Prime Minister Theresa May has come under fire for her intervention in talks aimed at restoring devolved government in Northern Ireland.
Mrs May and Irish Prime Minister Leo Varadkar travelled to Stormont on Monday hoping to push forward a breakthrough that would end the 13-month political impasse.
But the move has received significant criticism with the Democratic Unionist Party (DUP), whose 10 MPs are helping to prop up the Conservatives at Westminster, among the most scathing.
The DUP's Simon Hamilton said: "I think the visit of the Prime Minister and the Taoiseach acted as a bit of a distraction at the beginning of the week.
"I don't think it was entirely helpful in getting us to reach a successful conclusion."

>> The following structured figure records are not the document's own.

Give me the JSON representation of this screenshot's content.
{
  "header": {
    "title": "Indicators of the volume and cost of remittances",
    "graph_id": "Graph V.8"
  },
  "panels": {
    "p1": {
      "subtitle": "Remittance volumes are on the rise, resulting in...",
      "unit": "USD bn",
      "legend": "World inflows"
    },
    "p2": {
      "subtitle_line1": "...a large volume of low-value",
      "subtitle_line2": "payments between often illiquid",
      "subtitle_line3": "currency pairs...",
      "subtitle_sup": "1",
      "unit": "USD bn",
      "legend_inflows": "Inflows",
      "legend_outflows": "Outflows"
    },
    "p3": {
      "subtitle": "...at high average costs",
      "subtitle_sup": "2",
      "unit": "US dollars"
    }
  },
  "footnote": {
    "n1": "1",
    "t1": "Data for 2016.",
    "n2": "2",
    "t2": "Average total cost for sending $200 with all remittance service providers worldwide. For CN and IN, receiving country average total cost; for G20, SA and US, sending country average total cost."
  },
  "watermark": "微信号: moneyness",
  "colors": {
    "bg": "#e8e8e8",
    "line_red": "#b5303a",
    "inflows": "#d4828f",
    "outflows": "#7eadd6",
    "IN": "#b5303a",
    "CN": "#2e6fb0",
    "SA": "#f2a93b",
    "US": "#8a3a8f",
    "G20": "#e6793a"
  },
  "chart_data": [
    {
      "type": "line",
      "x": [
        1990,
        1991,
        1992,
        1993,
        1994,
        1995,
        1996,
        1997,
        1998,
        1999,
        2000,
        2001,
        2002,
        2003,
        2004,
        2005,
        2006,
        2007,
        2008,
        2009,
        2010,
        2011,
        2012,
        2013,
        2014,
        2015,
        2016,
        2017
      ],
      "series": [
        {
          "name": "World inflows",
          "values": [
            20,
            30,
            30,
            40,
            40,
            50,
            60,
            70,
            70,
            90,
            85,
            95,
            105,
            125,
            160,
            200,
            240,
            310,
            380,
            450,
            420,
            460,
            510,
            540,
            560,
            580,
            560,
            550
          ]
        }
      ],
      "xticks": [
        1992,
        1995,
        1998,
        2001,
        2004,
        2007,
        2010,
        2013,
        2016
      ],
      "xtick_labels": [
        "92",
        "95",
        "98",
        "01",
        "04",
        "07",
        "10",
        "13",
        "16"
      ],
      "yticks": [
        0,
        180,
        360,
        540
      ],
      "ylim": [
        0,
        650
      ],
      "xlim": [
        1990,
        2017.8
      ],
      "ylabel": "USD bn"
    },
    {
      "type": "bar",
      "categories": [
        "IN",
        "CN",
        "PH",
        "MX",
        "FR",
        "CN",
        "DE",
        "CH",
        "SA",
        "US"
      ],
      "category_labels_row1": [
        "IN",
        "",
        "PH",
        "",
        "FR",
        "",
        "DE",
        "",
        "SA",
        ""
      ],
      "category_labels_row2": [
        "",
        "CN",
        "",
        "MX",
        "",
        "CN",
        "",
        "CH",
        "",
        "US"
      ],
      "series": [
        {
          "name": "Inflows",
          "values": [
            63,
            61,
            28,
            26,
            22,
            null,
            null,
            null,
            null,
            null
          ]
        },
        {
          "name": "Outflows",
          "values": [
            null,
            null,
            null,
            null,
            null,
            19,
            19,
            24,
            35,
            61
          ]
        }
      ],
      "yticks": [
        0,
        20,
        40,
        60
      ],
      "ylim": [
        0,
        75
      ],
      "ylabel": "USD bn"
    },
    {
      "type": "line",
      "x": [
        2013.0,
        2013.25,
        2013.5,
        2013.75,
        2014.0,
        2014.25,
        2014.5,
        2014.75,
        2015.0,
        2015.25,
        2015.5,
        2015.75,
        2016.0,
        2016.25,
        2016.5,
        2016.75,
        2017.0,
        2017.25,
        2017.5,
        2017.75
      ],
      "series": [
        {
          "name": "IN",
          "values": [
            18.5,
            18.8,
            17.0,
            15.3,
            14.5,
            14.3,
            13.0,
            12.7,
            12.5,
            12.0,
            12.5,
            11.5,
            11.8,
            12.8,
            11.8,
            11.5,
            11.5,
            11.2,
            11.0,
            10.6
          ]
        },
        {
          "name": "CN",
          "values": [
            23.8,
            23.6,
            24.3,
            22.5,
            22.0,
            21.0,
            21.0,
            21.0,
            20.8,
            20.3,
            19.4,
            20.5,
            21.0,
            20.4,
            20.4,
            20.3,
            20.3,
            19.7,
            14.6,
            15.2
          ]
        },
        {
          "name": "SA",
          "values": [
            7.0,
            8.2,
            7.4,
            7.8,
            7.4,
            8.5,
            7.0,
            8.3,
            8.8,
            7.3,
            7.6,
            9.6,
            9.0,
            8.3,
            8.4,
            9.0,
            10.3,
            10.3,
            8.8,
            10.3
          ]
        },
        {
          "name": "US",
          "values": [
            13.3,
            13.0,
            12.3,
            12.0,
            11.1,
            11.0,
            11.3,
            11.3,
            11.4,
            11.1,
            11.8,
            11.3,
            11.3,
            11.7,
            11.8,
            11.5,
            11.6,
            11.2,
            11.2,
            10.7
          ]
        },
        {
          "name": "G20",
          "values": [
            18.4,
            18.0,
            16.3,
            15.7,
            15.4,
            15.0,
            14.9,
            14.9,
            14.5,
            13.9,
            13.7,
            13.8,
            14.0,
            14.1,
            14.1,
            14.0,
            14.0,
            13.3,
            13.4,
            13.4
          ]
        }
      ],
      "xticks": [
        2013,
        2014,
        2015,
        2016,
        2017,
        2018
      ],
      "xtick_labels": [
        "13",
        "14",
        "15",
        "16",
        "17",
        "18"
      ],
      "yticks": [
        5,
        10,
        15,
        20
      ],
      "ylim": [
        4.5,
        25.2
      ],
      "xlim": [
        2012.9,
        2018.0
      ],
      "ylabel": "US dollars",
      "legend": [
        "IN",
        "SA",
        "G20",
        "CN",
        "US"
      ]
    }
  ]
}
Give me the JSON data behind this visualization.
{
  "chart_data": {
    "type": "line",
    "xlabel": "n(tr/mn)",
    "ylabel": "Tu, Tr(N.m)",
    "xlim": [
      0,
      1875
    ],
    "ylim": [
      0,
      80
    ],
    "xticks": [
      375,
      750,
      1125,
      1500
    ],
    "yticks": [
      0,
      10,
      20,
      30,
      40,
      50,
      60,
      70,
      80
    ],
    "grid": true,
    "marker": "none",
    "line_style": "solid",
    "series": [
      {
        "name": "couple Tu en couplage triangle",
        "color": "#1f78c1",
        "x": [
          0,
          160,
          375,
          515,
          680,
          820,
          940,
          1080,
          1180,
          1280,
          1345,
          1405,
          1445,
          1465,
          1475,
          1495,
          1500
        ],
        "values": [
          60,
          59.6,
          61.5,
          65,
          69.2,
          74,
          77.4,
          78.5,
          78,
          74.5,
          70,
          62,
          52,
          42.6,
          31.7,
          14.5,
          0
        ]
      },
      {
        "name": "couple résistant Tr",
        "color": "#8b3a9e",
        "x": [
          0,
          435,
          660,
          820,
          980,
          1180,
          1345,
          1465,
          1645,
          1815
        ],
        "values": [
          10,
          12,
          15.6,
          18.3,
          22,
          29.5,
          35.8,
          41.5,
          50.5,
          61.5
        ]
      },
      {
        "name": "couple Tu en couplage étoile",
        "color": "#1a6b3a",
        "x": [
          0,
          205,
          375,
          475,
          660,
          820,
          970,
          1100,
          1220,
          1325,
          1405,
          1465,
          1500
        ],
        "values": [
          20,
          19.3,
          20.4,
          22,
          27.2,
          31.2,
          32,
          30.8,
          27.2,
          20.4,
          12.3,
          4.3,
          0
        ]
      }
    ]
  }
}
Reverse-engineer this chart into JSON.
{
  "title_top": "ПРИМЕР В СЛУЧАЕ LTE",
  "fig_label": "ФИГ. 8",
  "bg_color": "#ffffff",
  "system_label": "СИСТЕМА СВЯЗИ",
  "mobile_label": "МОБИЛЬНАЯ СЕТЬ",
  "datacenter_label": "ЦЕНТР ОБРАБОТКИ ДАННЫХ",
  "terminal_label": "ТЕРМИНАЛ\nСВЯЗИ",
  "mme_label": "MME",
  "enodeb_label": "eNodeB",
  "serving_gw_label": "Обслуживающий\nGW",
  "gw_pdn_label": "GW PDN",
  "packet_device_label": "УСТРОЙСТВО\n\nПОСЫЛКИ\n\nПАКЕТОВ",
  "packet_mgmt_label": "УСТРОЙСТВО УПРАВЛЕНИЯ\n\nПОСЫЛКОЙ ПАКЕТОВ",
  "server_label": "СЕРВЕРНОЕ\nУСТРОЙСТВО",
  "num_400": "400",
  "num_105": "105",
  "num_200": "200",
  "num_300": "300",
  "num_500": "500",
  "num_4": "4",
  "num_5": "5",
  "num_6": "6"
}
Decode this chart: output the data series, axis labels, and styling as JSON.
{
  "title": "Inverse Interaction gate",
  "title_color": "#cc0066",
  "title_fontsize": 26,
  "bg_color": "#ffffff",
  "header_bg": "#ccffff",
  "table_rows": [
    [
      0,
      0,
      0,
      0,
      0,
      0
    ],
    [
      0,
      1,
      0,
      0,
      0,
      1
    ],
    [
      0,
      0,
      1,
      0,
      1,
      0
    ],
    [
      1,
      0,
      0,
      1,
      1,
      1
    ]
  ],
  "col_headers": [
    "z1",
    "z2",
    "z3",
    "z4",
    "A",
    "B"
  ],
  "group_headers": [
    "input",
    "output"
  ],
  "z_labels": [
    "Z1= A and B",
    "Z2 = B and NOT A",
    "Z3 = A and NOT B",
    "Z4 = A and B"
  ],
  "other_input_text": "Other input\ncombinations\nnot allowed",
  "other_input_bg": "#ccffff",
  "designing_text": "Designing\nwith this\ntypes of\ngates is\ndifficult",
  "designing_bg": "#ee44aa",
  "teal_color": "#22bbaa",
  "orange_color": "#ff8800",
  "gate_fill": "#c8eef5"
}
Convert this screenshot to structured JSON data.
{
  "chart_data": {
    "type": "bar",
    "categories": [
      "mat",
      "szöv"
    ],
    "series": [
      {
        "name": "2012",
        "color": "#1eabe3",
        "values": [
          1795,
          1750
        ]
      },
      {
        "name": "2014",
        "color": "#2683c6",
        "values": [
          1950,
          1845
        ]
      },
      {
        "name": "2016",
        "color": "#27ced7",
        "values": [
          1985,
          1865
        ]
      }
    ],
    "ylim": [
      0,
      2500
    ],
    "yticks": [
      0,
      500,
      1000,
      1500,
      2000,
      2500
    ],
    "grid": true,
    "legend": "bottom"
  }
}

Mr Hamilton's comments followed similar sentiment expressed by his party leader Arlene Foster on Tuesday.
Pressed further on whether the Prime Minister had ignored advice to stay away, Mr Hamilton suggested the visit had hindered progress.
"I am sure, as all prime ministers get advice from time to time they can take that advice or they can ignore that advice. Certainly, in our view it acted as a distraction." he added.
"We were unable to build on progress we had been making at the end of last week and I think we have run out of road in respect of this process."
There was also disquiet surrounding the arrival at Stormont of the Taoiseach on Monday.
The DUP declined to meet Mr Varadkar, claiming that the talks were focused on issues internal to Northern Ireland.
Naomi Long, from the cross-community Alliance Party, said both the British and Irish governments had not paid heed to warnings and were too optimistic.
She said: "At the time it seemed that the governments, for whatever reason, got it into their head more progress was being made than was possible.
"We warned them on Friday, we warned them clearly on Friday that we thought they were being far too optimistic and taking far too much for granted.
"On Monday we had the showcase of the Prime Minister and the Taoiseach arriving here (Stormont) and we hoped that was to try and inject sufficient momentum and confidence to get people over the line.
"We had no evidence for that other than the optimism in the NIO (Northern Ireland Office) and DFA (Department of Foreign Affairs).
"We hoped that was the case. As it turns out, they had been stringing them along too."